Jean-François Lisée fait la plaidoirie d’Haïti

Dans son article du 4 octobre, dans Le Devoir, Jean-François Lisée fait la plaidoirie d’Haïti, démontrant par A + B que les puissances coloniales, en premier lieu la France et ses alliés de l’époque, les Américains en tête de liste, sont les responsables exclusives de la pauvreté de la première République noire de la planète. À cet égard, il établit la reconnaissance de la dette française par un président cette ancienne puissance coloniale, en l’occurrence François Hollande, qui en a fait le rappel à son pays. Cela signifie que des démarches auraient dû être entamées, en vue du recouvrement de cette dette. Et M. Lisée a revisité les articles du New York Times dans lequel est actualisé le montant de la « dette coloniale » arrachée à Haïti, « sous la monarchie Charles X en 1825, qui réclama même à la jeune République d’Haïti une indemnisation d’État de 150 millions de francs afin d’indemniser les anciens colons qui le réclameraient ».

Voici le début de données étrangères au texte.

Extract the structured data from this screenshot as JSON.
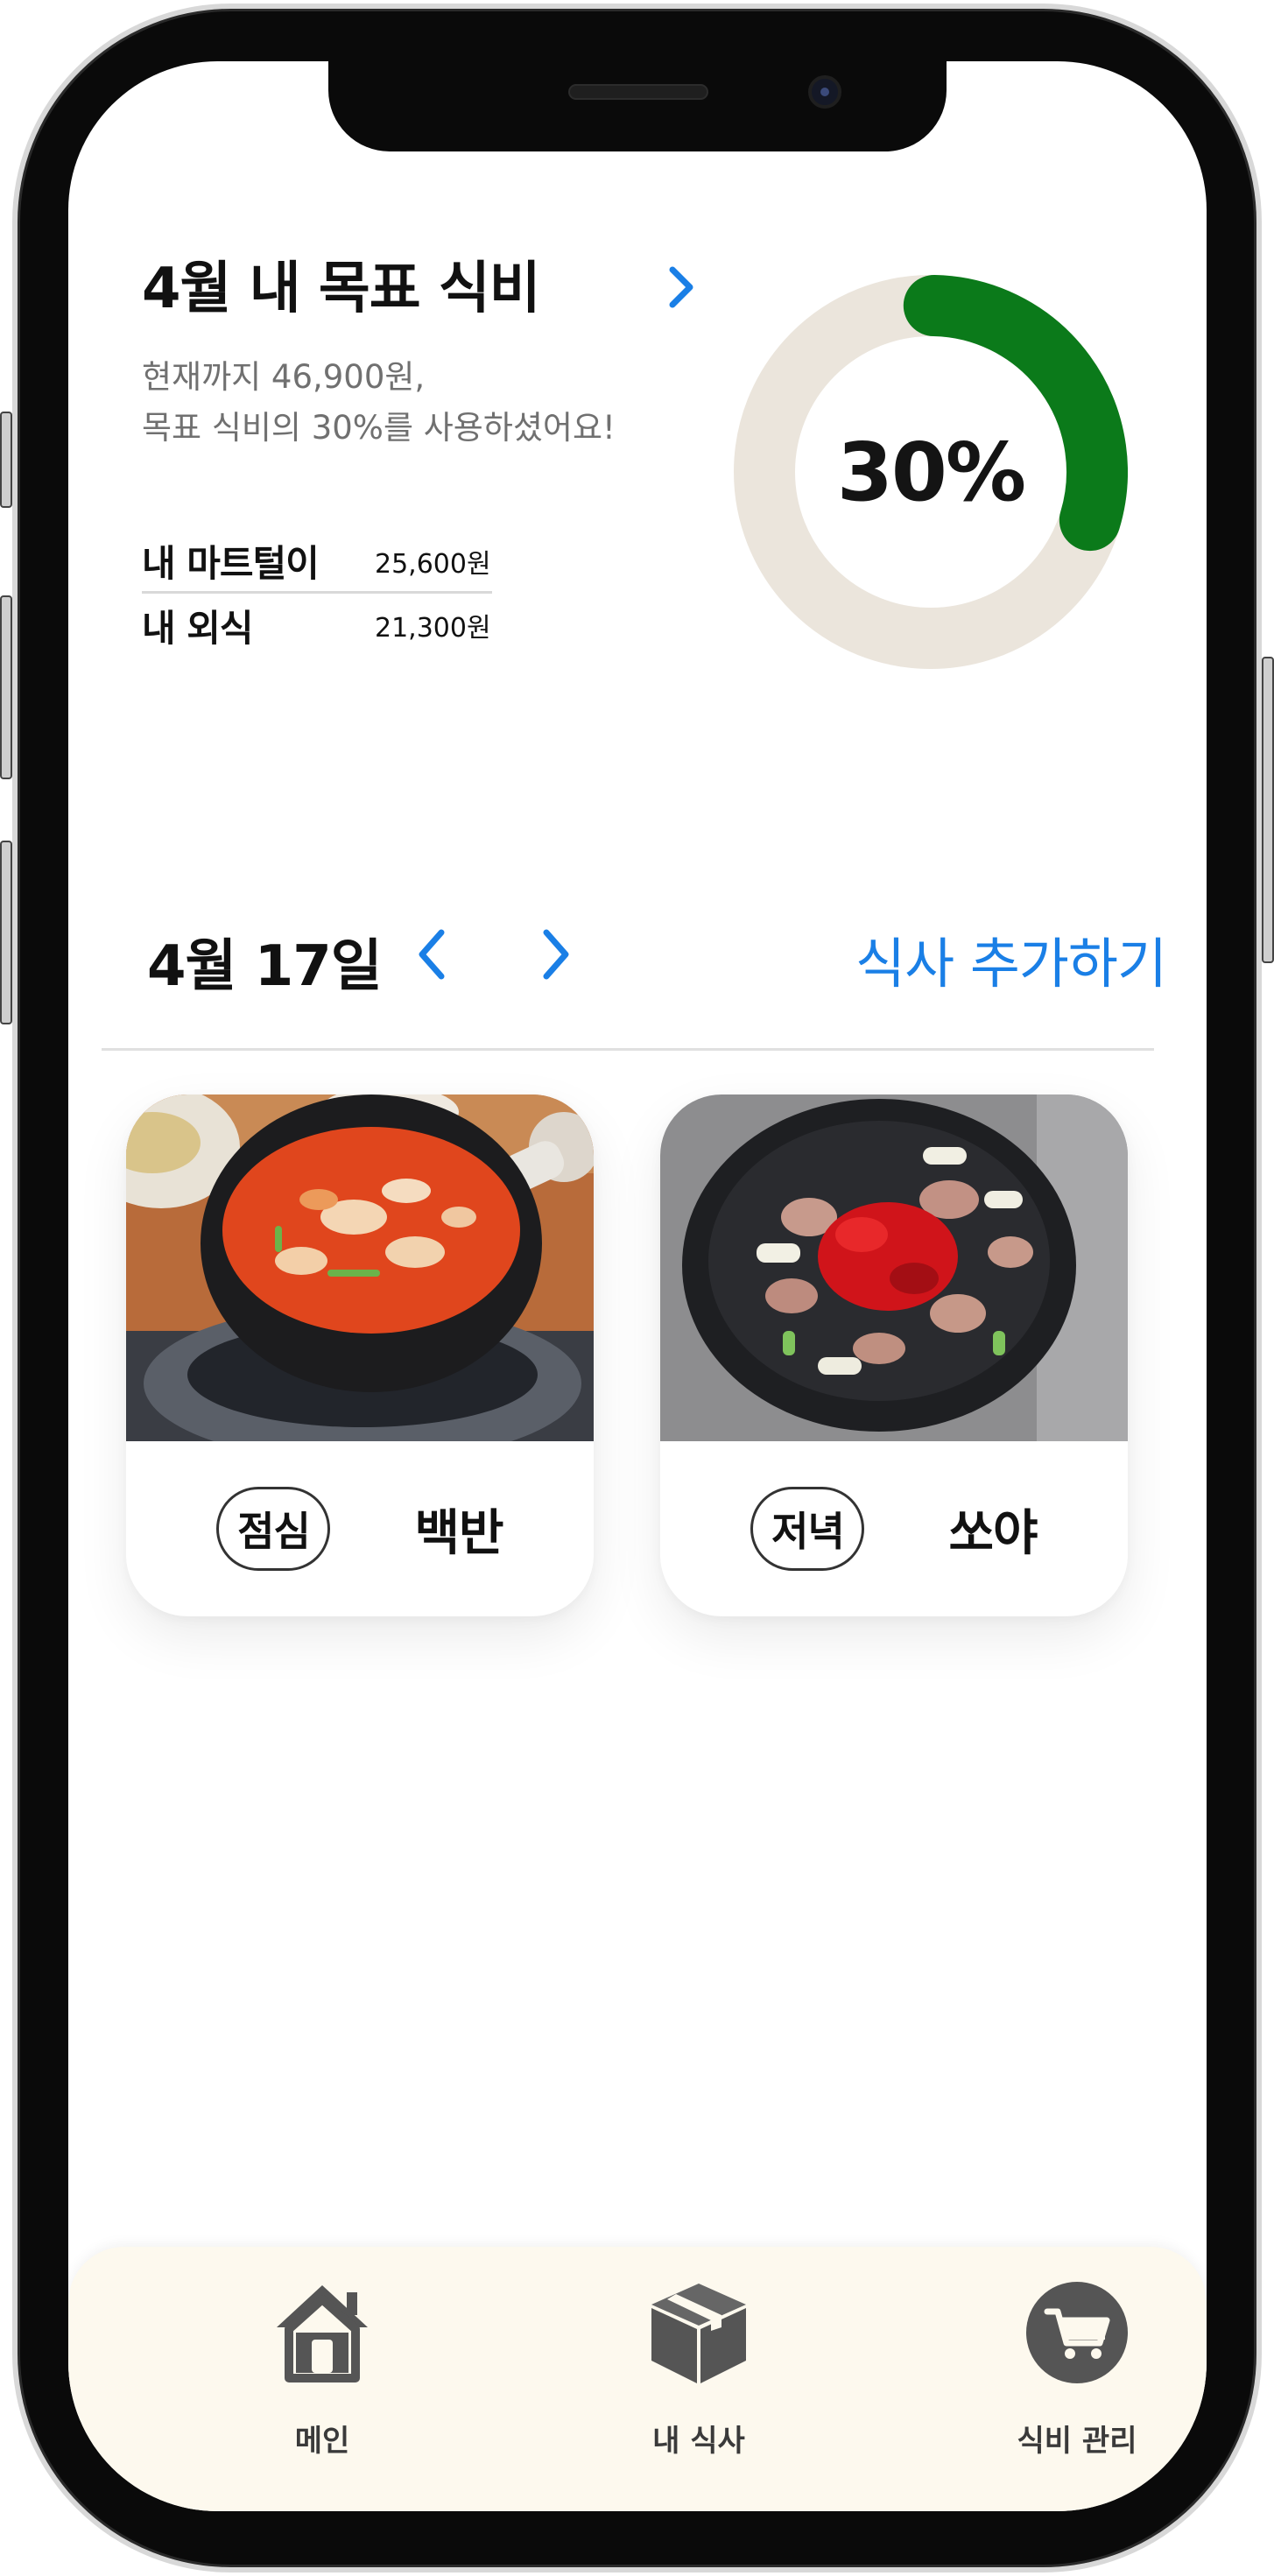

En effet, le journaliste Lisée cite des propos tenus par le président français Hollande dans un discours qu’il a prononcé lors d’une visite en Haïti, en mai 2015, sous la présidence de Michel Martelly, dont il relève ce passage : « A-t-on suffisamment souligné que, quand l’abolition [de l’esclavage] fut acquise, la question de l’indemnisation prit des proportions et surtout une orientation particulièrement surprenantes ? Cette indemnisation était réclamée à cor et à cri, non pas par les anciens esclaves mais par les anciens maîtres […]. Cela s’est produit sous la monarchie Charles X en 1825, qui réclama même à la jeune République d’Haïti une indemnisation d’État de 150 millions de francs afin d’indemniser les anciens colons qui le réclameraient ».

Jean-François Lisée souligne, dans cette même allocution de François Hollande, qu’il souligne fortement : « (…) certains ont appelé cette exigence “ la rançon de l’indépendance ” ; eh bien, quand je viendrai en Haïti, j’acquitterai à mon tour la dette que nous avons ».

Plus loin, dans le même texte, le journaliste souligne que la dette coloniale a été finalement payée par Haïti en 1952, renégociée à 90 millions de francs or, soulignant, en même temps, qu’à l’époque la vente de la Louisiane aux États-Unis avait rapporté « 80 millions de dollars », aux Américains.

À propos de cette dette arrachée à Haïti, comme dit Lisée, le couteau sur la gorge, l’auteur souligne : « Le New York Times a réalisé l’an dernier le premier calcul complet de la richesse ainsi extorquée aux Haïtiens. La somme actualisée équivaut à 750 millions de dollars canadiens. Si elle avait été investie année après année dans les écoles, les routes, les hôpitaux, l’administration publique, quel aurait été l’impact cumulatif ? Près de 30 milliards, calcule le journal, ʻ même en tenant compte de la corruption endémique et de l’incompétence ʼ. Ce qui aurait porté Haïti au même niveau de développement que les pays de la région, sinon plus ».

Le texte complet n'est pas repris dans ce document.